Hnrnpk, short for heterogeneous nuclear ribonucleoprotein K, is a DNA/RNA-binding protein. It contains 3 K-homologous (KH) domains, mediating nucleic acid binding activity and acting as an enhancer or repressor of gene transcription. Phosphorylation of Hnrnpk can alter its function and serve as a docking platform for signal transduction proteins. It is involved in many cellular events such as lncRNA regulation, cancer development, and bone homeostasis [1].

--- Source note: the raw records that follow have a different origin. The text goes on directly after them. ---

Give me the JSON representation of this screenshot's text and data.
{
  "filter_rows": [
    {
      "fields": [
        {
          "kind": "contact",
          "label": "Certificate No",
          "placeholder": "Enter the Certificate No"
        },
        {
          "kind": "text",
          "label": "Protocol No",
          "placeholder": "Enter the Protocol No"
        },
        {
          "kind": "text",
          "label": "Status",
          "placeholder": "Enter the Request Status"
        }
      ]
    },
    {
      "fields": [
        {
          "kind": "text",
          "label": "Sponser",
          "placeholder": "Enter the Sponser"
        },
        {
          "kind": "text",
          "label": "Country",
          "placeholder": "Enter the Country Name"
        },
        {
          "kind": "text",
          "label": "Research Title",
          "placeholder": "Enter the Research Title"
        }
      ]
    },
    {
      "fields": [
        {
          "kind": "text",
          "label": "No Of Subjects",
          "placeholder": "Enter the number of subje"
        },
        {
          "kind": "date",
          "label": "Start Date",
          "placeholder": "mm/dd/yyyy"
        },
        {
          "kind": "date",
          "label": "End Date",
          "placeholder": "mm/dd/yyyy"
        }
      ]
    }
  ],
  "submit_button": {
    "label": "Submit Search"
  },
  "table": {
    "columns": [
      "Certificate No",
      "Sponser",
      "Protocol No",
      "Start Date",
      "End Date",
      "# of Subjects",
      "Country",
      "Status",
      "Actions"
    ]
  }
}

In mice, deletion of Hnrnpk accelerates the development of post-traumatic and age-dependent osteoarthritis. Mechanistically, Hnrnpk binds and degrades WWC1 mRNA, and its deletion activates the Hippo signaling pathway, aggravating OA [2]. Ablating Hnrnpk in mice causes dwarfism, with damaged survival and premature differentiation of growth plate chondrocytes, due to enhanced transdifferentiation of hypertrophic chondrocytes and increased bone mass, as Hnrnpk deficiency upregulates Hif1α, leading to exorbitant glycolysis [3]. Also, knockdown of Hnrnpk in lung adenocarcinoma (LUAD) cell lines and xenograft mice models suppresses the promoter activity of CLCN3, inhibiting CAFs activation and TGF-β1 production, thus suppressing LUAD progression [4].

In conclusion, Hnrnpk is crucial for maintaining normal biological functions in the skeletal system, especially in cartilage and growth plate chondrocytes. In disease areas, Hnrnpk KO/CKO mouse models have revealed its roles in osteoarthritis and LUAD, highlighting its potential as a therapeutic target in these diseases.